Downstairs — or rather, several elevators and one long corridor away — the resort's restaurants operate at different registers. Fuhu is the one that earns a return visit. The crispy cod tacos arrive looking almost too architectural to eat, the batter thin as parchment, the fish inside still steaming, and you eat two before remembering to take a photo. Wally's, the wine bar, is better as an appetizer destination than a full dinner: the brie truffle appetizers come warm and dangerously shareable, and the charcuterie board is arranged with the kind of precision that suggests someone in the kitchen has opinions about negative space. Crossroads, the plant-based restaurant, is earnest and competent, though it lacks the swagger of the other two. The honest truth about Resorts World dining is that the hallways between restaurants are long enough to make you reconsider your second venue. This is a campus, not a boutique, and your phone's step counter will remind you.
But the spa. The spa is the place where Resorts World stops performing and starts breathing.

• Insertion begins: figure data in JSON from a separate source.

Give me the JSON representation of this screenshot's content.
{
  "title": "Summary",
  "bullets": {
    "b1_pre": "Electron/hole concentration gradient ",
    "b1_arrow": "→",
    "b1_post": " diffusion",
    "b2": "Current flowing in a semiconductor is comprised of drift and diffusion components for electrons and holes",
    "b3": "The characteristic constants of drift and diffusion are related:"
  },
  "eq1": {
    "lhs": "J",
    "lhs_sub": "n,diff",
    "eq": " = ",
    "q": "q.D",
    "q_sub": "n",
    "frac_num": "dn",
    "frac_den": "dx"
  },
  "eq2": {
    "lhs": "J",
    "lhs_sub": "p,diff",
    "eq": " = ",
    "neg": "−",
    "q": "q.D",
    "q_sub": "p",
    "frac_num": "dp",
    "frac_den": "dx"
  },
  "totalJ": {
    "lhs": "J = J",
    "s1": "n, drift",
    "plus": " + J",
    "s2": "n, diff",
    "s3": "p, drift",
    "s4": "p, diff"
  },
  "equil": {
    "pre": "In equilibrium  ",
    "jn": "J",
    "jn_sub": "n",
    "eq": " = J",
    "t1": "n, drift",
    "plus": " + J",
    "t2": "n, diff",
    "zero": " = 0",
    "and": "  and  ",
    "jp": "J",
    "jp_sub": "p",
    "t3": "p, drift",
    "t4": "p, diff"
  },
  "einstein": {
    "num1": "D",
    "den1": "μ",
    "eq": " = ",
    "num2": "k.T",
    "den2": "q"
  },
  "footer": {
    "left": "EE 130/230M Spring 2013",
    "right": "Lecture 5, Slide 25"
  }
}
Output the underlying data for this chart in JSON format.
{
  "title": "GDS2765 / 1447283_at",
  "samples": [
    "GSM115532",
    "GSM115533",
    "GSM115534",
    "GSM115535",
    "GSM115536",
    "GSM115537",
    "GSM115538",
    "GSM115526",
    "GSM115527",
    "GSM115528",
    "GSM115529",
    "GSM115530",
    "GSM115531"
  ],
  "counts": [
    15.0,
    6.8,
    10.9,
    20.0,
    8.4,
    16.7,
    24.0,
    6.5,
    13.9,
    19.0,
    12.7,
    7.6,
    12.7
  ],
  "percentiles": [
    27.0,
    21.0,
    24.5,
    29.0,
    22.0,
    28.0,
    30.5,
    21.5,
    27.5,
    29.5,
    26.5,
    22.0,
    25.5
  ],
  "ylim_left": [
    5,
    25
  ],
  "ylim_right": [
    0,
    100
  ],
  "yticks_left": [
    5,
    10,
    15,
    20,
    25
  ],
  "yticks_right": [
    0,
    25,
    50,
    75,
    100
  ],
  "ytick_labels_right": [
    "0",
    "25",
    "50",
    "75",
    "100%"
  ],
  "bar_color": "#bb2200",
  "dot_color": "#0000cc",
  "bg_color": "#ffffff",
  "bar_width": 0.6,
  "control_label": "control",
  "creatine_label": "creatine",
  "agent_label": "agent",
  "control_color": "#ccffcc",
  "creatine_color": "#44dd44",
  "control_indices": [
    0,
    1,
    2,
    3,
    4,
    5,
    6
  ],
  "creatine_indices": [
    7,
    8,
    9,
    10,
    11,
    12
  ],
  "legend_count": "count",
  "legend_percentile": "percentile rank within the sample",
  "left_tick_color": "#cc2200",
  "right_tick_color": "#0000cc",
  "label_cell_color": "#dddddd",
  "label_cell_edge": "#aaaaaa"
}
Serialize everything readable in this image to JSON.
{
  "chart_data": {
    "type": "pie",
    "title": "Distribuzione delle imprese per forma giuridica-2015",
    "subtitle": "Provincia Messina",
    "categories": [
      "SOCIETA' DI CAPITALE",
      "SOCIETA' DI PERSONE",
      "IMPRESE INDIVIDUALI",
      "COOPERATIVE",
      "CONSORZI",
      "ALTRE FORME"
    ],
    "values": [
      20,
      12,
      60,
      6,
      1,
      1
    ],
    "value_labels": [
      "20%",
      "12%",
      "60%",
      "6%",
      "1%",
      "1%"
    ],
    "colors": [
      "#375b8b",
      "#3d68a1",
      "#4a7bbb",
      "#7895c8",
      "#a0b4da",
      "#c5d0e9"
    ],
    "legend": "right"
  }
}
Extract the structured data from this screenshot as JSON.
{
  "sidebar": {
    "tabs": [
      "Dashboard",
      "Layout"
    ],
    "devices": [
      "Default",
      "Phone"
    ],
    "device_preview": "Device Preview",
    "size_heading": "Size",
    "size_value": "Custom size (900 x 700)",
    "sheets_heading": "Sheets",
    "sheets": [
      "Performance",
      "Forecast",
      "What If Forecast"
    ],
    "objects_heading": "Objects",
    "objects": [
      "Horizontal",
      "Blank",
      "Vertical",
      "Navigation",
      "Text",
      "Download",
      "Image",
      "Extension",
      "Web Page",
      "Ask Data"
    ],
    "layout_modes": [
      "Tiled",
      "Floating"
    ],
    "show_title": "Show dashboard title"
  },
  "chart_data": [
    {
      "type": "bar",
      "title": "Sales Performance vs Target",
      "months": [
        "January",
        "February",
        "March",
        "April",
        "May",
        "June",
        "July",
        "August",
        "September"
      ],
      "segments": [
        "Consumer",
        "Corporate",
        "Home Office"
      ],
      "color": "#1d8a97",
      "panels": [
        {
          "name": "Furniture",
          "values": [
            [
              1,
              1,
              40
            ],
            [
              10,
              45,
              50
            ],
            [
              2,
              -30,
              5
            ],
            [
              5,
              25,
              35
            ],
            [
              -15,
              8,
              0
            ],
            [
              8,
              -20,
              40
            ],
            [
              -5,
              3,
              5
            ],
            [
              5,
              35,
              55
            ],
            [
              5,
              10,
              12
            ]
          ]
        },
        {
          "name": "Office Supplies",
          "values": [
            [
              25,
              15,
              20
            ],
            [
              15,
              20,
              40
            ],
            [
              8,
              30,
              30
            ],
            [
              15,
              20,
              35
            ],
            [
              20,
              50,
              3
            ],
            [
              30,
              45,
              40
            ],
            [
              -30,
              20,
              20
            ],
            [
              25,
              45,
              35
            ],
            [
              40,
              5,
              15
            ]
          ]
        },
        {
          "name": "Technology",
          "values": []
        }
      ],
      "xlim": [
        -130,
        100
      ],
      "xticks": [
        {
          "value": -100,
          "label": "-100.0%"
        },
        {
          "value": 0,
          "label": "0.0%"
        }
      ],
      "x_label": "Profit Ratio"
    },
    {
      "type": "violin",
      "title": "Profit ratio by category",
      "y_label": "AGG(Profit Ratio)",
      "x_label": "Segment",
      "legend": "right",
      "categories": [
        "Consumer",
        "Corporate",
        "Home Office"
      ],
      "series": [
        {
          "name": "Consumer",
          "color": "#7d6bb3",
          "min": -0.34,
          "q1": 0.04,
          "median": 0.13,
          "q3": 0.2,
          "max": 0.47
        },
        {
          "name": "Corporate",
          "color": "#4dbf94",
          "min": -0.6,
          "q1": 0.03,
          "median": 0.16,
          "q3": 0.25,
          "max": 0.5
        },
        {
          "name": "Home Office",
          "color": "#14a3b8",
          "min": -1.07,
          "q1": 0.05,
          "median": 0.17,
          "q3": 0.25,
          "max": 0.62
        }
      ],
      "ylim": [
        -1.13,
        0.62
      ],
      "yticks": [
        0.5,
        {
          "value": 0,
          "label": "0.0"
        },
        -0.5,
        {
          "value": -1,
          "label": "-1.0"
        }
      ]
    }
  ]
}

You enter expecting the standard Vegas wellness theater — dim lighting, whale sounds, a receptionist whispering about alkaline water — and instead find a space anchored by enormous panopticon-style windows that open onto curated greenery. Not a desert garden. Not a pool view. Actual vertical walls of tropical plants, backlit by natural light, visible from the heated loungers where you can spend an entire afternoon doing absolutely nothing productive. The air smells like eucalyptus and warm stone. The silence is specific: not the dead silence of soundproofing, but the alive silence of a room where everyone has collectively decided to stop talking. I stayed for five hours. I regret nothing. I skipped the casino floor entirely, which may be the most subversive thing you can do in Las Vegas.
What Stays
What I carry out is not the view, though the view is earned. It's the temperature of that marble under bare feet at dawn, and the way the spa's green walls made me forget, for a full afternoon, which state I was in. The Conrad at Resorts World is for the traveler who wants the energy of the Strip available but not mandatory — someone who likes knowing the poker tables are thirty floors below but has no intention of visiting them tonight.
It is not for anyone who wants intimacy from their hotel. The corridors are long. The elevators require strategy. You will, at some point, end up in the Hilton lobby by accident and feel the tonal shift like a key change. But if you can accept the scale, the Conrad carves out something rare on this boulevard: a room where the walls are thick enough, and high enough, to hold the circus at bay.
Standard king rooms at the Conrad start around 250 $ on weeknights, climbing past 500 $ when the city fills for a fight or a festival — the kind of price that feels reasonable only after you've spent an afternoon in that spa, watching light move through leaves you have no business seeing in the Mojave.